Críticas


INDIELISBOA 2023: CINEASTAS NEGROS QUE DÃO CORPO AO PASSADO

11.05.2023
Por Barbara Bergamaschi
A luta política pode se dar pelo encanto?

No mesmo campo do "mal de arquivo" encontramos também o filme SOLMATALUA (Brazil, doc/exp., 2022, 15 min), do realizador paulista Rodrigo Ribeiro-Andrade, diretor revelação que impressionou júri e crítica com o assombroso A morte branca do feiticeiro negro em 2020. O novo curta-metragem, entretanto, é mais leve que o primeiro. Segundo o realizador, com quem conversamos, o filme nasceu de um encantamento com o álbum Rocinha (2021, QTV Selo), de Luan Correia, conhecido como Mbé, com quem produziu uma parceria visual-sonora. Também utilizando o recurso da duplicação e do ralentamento, Ribeiro propõe uma espécie de arquivo-clipe, que encanta as imagens do passado, dotando-as de um novo "ar". O canto mediúnico vem para os males espantar e exorciza o passado sombrio contido nas imagens coloniais. A partir dessa abordagem sensorial, Ribeiro buscou, em suas palavras, realizar "uma justa provocação: retomar as imagens, confrontar a história". Como uma oferenda, este curta fornece uma saída elevada, liberando os corpos negros do sufoco dos arquivos, direcionando-os rumo aos astros.

Exibido lado a lado ao filme de Ribeiro, o longa Maputo Nakuzandza (Brazil/Mozambique, fic., 2022, 60 min) de Ariadine Zampaulo, vale ser mencionado. Também formada pela UFF, Zampaulo produz um gesto de resistência não no passado, mas colocando-se de corpo presente na África contemporânea. Acompanhamos a história caleidoscópica de diversos habitantes da cidade de Maputo: um homem sai de manhã para correr, outro está no transporte público, uma noiva foge do casamento indesejado, uma mulher encontra seu marido com a amante em um bar, um viajante caminha pelas ruelas e monumentos turísticos da cidade.

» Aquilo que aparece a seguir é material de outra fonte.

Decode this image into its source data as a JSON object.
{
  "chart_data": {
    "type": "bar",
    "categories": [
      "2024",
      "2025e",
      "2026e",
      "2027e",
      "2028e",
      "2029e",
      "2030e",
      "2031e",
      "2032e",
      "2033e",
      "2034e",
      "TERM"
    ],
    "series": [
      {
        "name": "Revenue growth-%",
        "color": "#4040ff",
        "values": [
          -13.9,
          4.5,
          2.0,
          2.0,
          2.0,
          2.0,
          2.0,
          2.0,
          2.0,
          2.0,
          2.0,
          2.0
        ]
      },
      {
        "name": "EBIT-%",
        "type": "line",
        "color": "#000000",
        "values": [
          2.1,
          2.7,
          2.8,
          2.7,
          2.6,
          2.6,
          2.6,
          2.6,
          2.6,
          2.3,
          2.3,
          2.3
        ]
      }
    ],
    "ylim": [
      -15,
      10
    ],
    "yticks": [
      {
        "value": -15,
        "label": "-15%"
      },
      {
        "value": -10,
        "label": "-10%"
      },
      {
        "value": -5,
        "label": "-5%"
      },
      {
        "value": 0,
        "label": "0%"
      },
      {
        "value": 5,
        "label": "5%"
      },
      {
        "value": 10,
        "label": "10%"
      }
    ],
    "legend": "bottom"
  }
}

Há, no entanto, um elemento que os une: a voz da locutora da rádio Maputo Nakuzandza (homônima ao título do filme), que parece encarnar a alma da cidade.

Neste falso documentário, que mistura cenas observacionais com encenadas, em que aparentemente pouca coisa acontece, um precioso contra-arquivo se forma. Vemos a alegria das crianças saindo da escola, a sonoridade da língua bantu, as cores dos tecidos, a maestria dos penteados, as belas comidas e frutas no mercado. Uma árvore centenária se esconde em um pátio e divide espaço urbano com os monumentos dos colonizadores portugueses e da FRELIMO, frente de libertação da guerra de independência moçambicana – como numa disputa silenciosa pela narrativa da história oficial. Em analogia aos filmes de vanguarda sobre metrópoles de Walter Ruttmann e de Dziga Vertov, agora é uma "mulher com a câmera" que filma o cotidiano da cidade. Zampaulo constrói, assim, mesmo na narrativa rarefeita, outras representações possíveis dos corpos negros, fora do enquadramento e dos estereótipos do passado opressor. É nas franjas do real, em meio à beleza do prosaico, que a luta política se faz.